Still, from the same study, 66% of the companies inquired stated the measures taken by the state regarding the tourism and hospitality sector did not help them. “The situation here with our government and the economic packages they are giving as help stopped”, explains Stepanoska about the sector that’s not a priority and yet employs about 10 000 people in the country. “I just hope the borders will open and everything returns to normal – if not, everything will go to Hell”, she concludes.
“We have to pay the employees, the bills, and when you don’t work, you have nothing, you have money for nothing”, explains Aleksova. “That’s why we need financial help – money for the business to exist, for travel agencies not to close”, she urges.
The demands were regarding the campaign “home is home” – an initiative where the government gives 100 € vouchers to Macedonian citizens to travel around the country –, the vouchers from previous reservations from last year, and the direct financial aid. For the first problem, travel agencies ask for the voucher to be used through them, since it’ll be a greater help for the sector – “from this money we will pay to the hotel, to the guide, to everyone who is included in tourism”.

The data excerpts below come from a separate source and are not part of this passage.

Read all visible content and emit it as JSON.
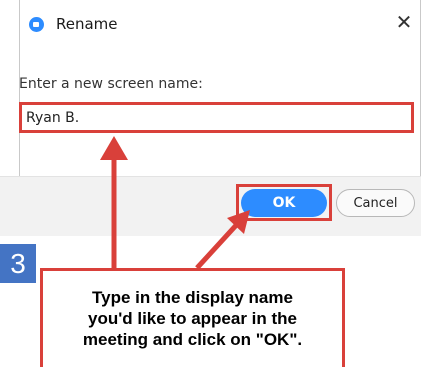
{
  "dialog": {
    "title": "Rename",
    "close_glyph": "✕",
    "icon": "zoom-app-icon",
    "prompt_label": "Enter a new screen name:",
    "name_input_value": "Ryan B.",
    "ok_label": "OK",
    "cancel_label": "Cancel"
  },
  "instruction": {
    "step_number": "3",
    "text": "Type in the display name\nyou'd like to appear in the\nmeeting and click on \"OK\"."
  },
  "colors": {
    "accent_blue": "#2d8cff",
    "highlight_red": "#d9403a",
    "step_badge_blue": "#4474c4"
  }
}
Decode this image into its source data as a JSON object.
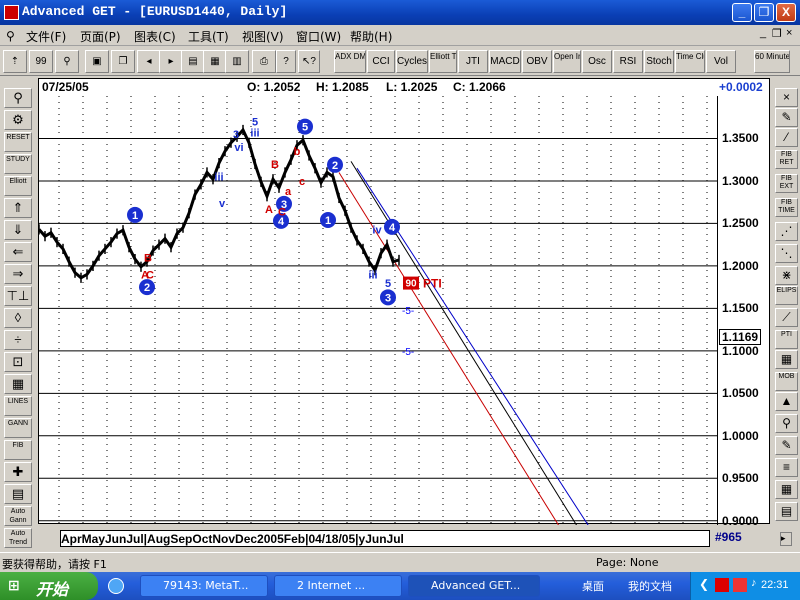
{
  "window": {
    "title": "Advanced GET - [EURUSD1440, Daily]",
    "buttons": [
      "_",
      "❐",
      "X"
    ]
  },
  "menu": [
    "文件(F)",
    "页面(P)",
    "图表(C)",
    "工具(T)",
    "视图(V)",
    "窗口(W)",
    "帮助(H)"
  ],
  "toolbar": {
    "indicators": [
      "ADX DMI",
      "CCI",
      "Cycles",
      "Elliott Trig",
      "JTI",
      "MACD",
      "OBV",
      "Open Int",
      "Osc",
      "RSI",
      "Stoch",
      "Time Clust",
      "Vol",
      "60 Minute"
    ]
  },
  "left_tools": [
    "",
    "",
    "RESET",
    "STUDY",
    "Elliott",
    "",
    "",
    "",
    "",
    "",
    "",
    "",
    "",
    "",
    "LINES",
    "GANN",
    "FIB",
    "",
    "",
    "Auto Gann",
    "Auto Trend"
  ],
  "right_tools": [
    "",
    "",
    "",
    "FIB RET",
    "FIB EXT",
    "FIB TIME",
    "",
    "",
    "",
    "ELIPS",
    "",
    "PTI",
    "",
    "MOB",
    "",
    "",
    "",
    "",
    "",
    ""
  ],
  "infobar": {
    "date": "07/25/05",
    "open": "O: 1.2052",
    "high": "H: 1.2085",
    "low": "L: 1.2025",
    "close": "C: 1.2066",
    "change": "+0.0002"
  },
  "price_axis": {
    "ticks": [
      "1.3500",
      "1.3000",
      "1.2500",
      "1.2000",
      "1.1500",
      "1.1169",
      "1.1000",
      "1.0500",
      "1.0000",
      "0.9500",
      "0.9000"
    ],
    "current": "1.1169"
  },
  "chart_data": {
    "type": "line",
    "instrument": "EURUSD1440",
    "period": "Daily",
    "ylim": [
      0.9,
      1.4
    ],
    "yticks": [
      1.35,
      1.3,
      1.25,
      1.2,
      1.15,
      1.1,
      1.05,
      1.0,
      0.95,
      0.9
    ],
    "x": [
      0,
      6,
      12,
      18,
      24,
      30,
      36,
      42,
      48,
      54,
      60,
      66,
      72,
      78,
      84,
      90,
      96,
      102,
      108,
      114,
      120,
      126,
      132,
      138,
      144,
      150,
      156,
      162,
      168,
      174,
      180,
      186,
      192,
      198,
      204,
      210,
      216,
      222,
      228,
      234,
      240,
      246,
      252,
      258,
      264,
      270,
      276,
      282,
      288,
      294,
      300,
      306,
      312,
      318,
      324,
      330,
      336,
      342,
      348,
      354,
      360
    ],
    "close": [
      1.243,
      1.235,
      1.239,
      1.228,
      1.22,
      1.205,
      1.192,
      1.186,
      1.19,
      1.2,
      1.212,
      1.22,
      1.228,
      1.238,
      1.242,
      1.222,
      1.208,
      1.199,
      1.205,
      1.218,
      1.225,
      1.232,
      1.222,
      1.238,
      1.245,
      1.262,
      1.284,
      1.296,
      1.31,
      1.302,
      1.321,
      1.335,
      1.345,
      1.352,
      1.36,
      1.345,
      1.32,
      1.299,
      1.282,
      1.302,
      1.292,
      1.31,
      1.325,
      1.342,
      1.348,
      1.33,
      1.315,
      1.298,
      1.31,
      1.305,
      1.28,
      1.265,
      1.245,
      1.23,
      1.22,
      1.205,
      1.195,
      1.215,
      1.225,
      1.205,
      1.207
    ],
    "channel_lines": [
      {
        "color": "#0000c8",
        "from": [
          318,
          1.315
        ],
        "to": [
          560,
          0.875
        ]
      },
      {
        "color": "#000000",
        "from": [
          312,
          1.323
        ],
        "to": [
          548,
          0.875
        ]
      },
      {
        "color": "#c80000",
        "from": [
          300,
          1.31
        ],
        "to": [
          530,
          0.875
        ]
      }
    ],
    "labels": [
      {
        "text": "1",
        "color": "blue",
        "x": 96,
        "y": 1.26,
        "circled": true
      },
      {
        "text": "2",
        "color": "blue",
        "x": 108,
        "y": 1.175,
        "circled": true
      },
      {
        "text": "3",
        "color": "blue",
        "x": 245,
        "y": 1.273,
        "circled": true
      },
      {
        "text": "4",
        "color": "blue",
        "x": 242,
        "y": 1.253,
        "circled": true
      },
      {
        "text": "5",
        "color": "blue",
        "x": 266,
        "y": 1.364,
        "circled": true
      },
      {
        "text": "2",
        "color": "blue",
        "x": 296,
        "y": 1.319,
        "circled": true
      },
      {
        "text": "1",
        "color": "blue",
        "x": 289,
        "y": 1.254,
        "circled": true
      },
      {
        "text": "4",
        "color": "blue",
        "x": 353,
        "y": 1.246,
        "circled": true
      },
      {
        "text": "3",
        "color": "blue",
        "x": 349,
        "y": 1.163,
        "circled": true
      },
      {
        "text": "5",
        "color": "blue",
        "x": 216,
        "y": 1.37,
        "circled": false
      },
      {
        "text": "iii",
        "color": "blue",
        "x": 216,
        "y": 1.357,
        "circled": false
      },
      {
        "text": "3",
        "color": "blue",
        "x": 197,
        "y": 1.355,
        "circled": false
      },
      {
        "text": "vi",
        "color": "blue",
        "x": 200,
        "y": 1.34,
        "circled": false
      },
      {
        "text": "iii",
        "color": "blue",
        "x": 180,
        "y": 1.305,
        "circled": false
      },
      {
        "text": "v",
        "color": "blue",
        "x": 183,
        "y": 1.274,
        "circled": false
      },
      {
        "text": "B",
        "color": "red",
        "x": 236,
        "y": 1.32,
        "circled": false
      },
      {
        "text": "b",
        "color": "red",
        "x": 258,
        "y": 1.335,
        "circled": false
      },
      {
        "text": "a",
        "color": "red",
        "x": 249,
        "y": 1.288,
        "circled": false
      },
      {
        "text": "c",
        "color": "red",
        "x": 263,
        "y": 1.3,
        "circled": false
      },
      {
        "text": "A",
        "color": "red",
        "x": 230,
        "y": 1.267,
        "circled": false
      },
      {
        "text": "C",
        "color": "red",
        "x": 243,
        "y": 1.264,
        "circled": false
      },
      {
        "text": "A",
        "color": "red",
        "x": 106,
        "y": 1.19,
        "circled": false
      },
      {
        "text": "B",
        "color": "red",
        "x": 109,
        "y": 1.21,
        "circled": false
      },
      {
        "text": "C",
        "color": "red",
        "x": 111,
        "y": 1.19,
        "circled": false
      },
      {
        "text": "iv",
        "color": "blue",
        "x": 338,
        "y": 1.243,
        "circled": false
      },
      {
        "text": "iii",
        "color": "blue",
        "x": 334,
        "y": 1.19,
        "circled": false
      },
      {
        "text": "5",
        "color": "blue",
        "x": 349,
        "y": 1.18,
        "circled": false
      }
    ],
    "annotations": [
      {
        "text": "90",
        "color": "#ffffff",
        "bg": "#d00000"
      },
      {
        "text": "PTI",
        "color": "#d00000"
      },
      {
        "text": "-5-",
        "color": "blue"
      },
      {
        "text": "-5-",
        "color": "blue"
      }
    ]
  },
  "date_axis": [
    "Apr",
    "May",
    "Jun",
    "Jul",
    "Aug",
    "Sep",
    "Oct",
    "Nov",
    "Dec",
    "2005",
    "Feb",
    "04/18/05",
    "y",
    "Jun",
    "Jul"
  ],
  "date_axis_text": "AprMayJunJul|AugSepOctNovDec2005Feb|04/18/05|yJunJul",
  "bar_number": "#965",
  "status": {
    "help": "要获得帮助，请按 F1",
    "page": "Page: None"
  },
  "taskbar": {
    "start": "开始",
    "tasks": [
      "79143: MetaT...",
      "2 Internet ...",
      "Advanced GET..."
    ],
    "desktop": "桌面",
    "mydocs": "我的文档",
    "clock": "22:31"
  }
}
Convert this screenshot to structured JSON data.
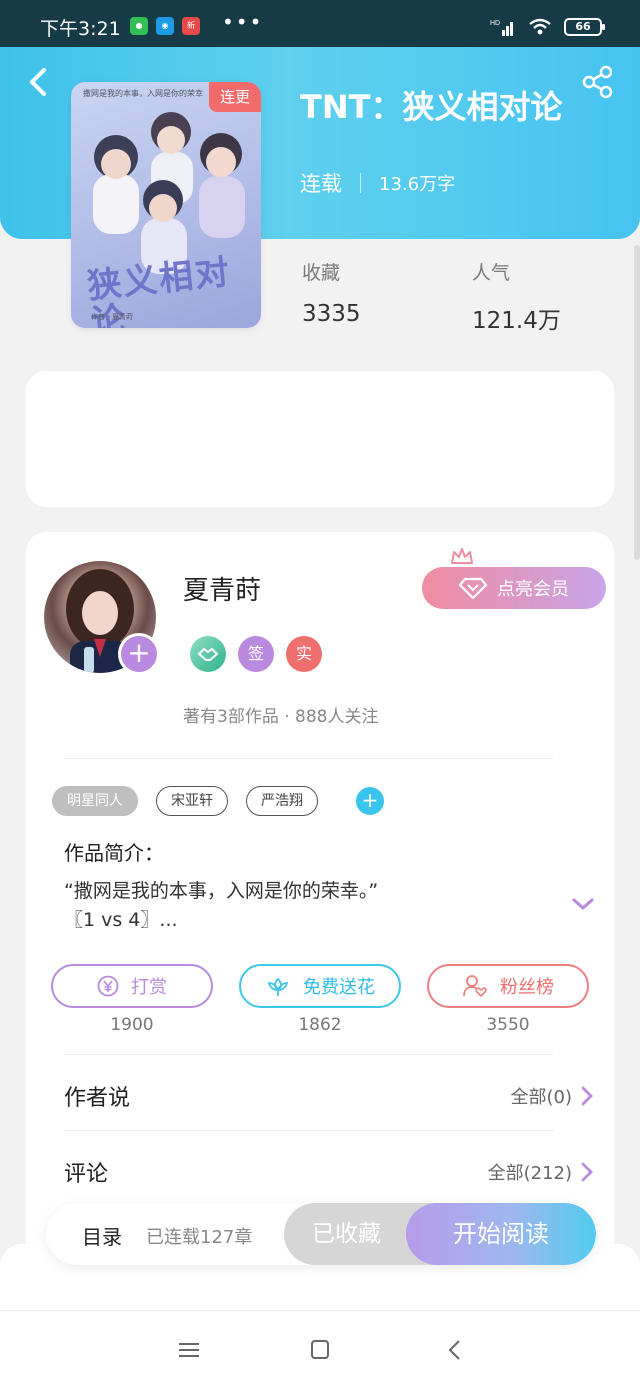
{
  "status": {
    "time": "下午3:21",
    "battery": "66",
    "app_icons": [
      "wechat-icon",
      "app-icon",
      "news-icon"
    ],
    "more": "•••"
  },
  "book": {
    "title": "TNT：狭义相对论",
    "status": "连载",
    "words": "13.6万字",
    "cover": {
      "badge": "连更",
      "title": "狭义相对论",
      "tagline": "撒网是我的本事，入网是你的荣幸",
      "footer": "作者：夏青莳"
    }
  },
  "stats": [
    {
      "label": "收藏",
      "value": "3335"
    },
    {
      "label": "人气",
      "value": "121.4万"
    }
  ],
  "author": {
    "name": "夏青莳",
    "vip_label": "点亮会员",
    "badges": [
      "签",
      "实"
    ],
    "stats_text": "著有3部作品 · 888人关注"
  },
  "tags": [
    "明星同人",
    "宋亚轩",
    "严浩翔"
  ],
  "intro": {
    "title": "作品简介：",
    "line1": "“撒网是我的本事，入网是你的荣幸。”",
    "line2": "〖1 vs 4〗..."
  },
  "actions": [
    {
      "label": "打赏",
      "count": "1900",
      "color": "#b98ae0"
    },
    {
      "label": "免费送花",
      "count": "1862",
      "color": "#3fc7ea"
    },
    {
      "label": "粉丝榜",
      "count": "3550",
      "color": "#ef7e7e"
    }
  ],
  "author_says": {
    "title": "作者说",
    "right": "全部(0)"
  },
  "comments": {
    "title": "评论",
    "right": "全部(212)"
  },
  "read_bar": {
    "catalog": "目录",
    "chapters": "已连载127章",
    "collected": "已收藏",
    "start": "开始阅读"
  },
  "colors": {
    "hero": "#4cc6ee",
    "purple": "#b98ae0",
    "pink": "#f08ca0"
  }
}
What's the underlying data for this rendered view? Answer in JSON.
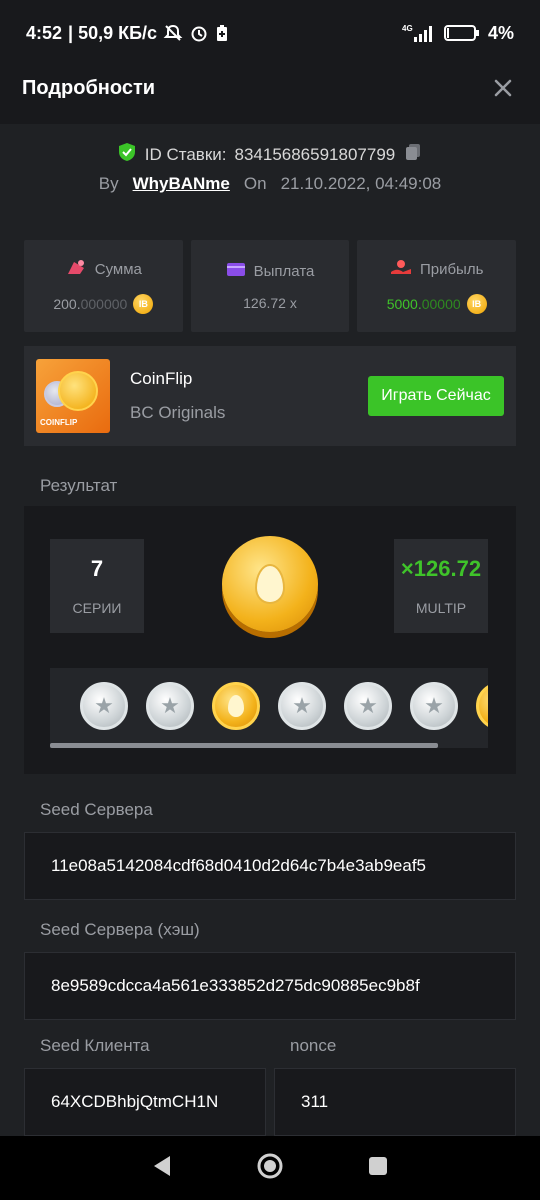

For the second one, they ask for the deadline of the vouchers to be extended one more year since there is still a lot of uncertainty for this one. “We don’t know what will happen this summer. I don’t believe Europe will open for us – this year, we are not that positive and optimistic about this”, she says sadly.
Last but not least, they ask for financial aid. “Last year, they gave us 6-month salary, and one time they gave us a grant from 1500 to 7000 euro per company, but for one company to live for one year, this is nothing”, explains Aleksova. This year, they only got two months’ salary and “that’s it”. But it’s not enough for the situation is still going. “This is happening all over the world, but other governments are thinking about it, and the people don’t have to go [to protests] like this for the government to help”, she declares. “I have to stay positive and hope our government will think healthy and decide to help us”, hopes Aleksova.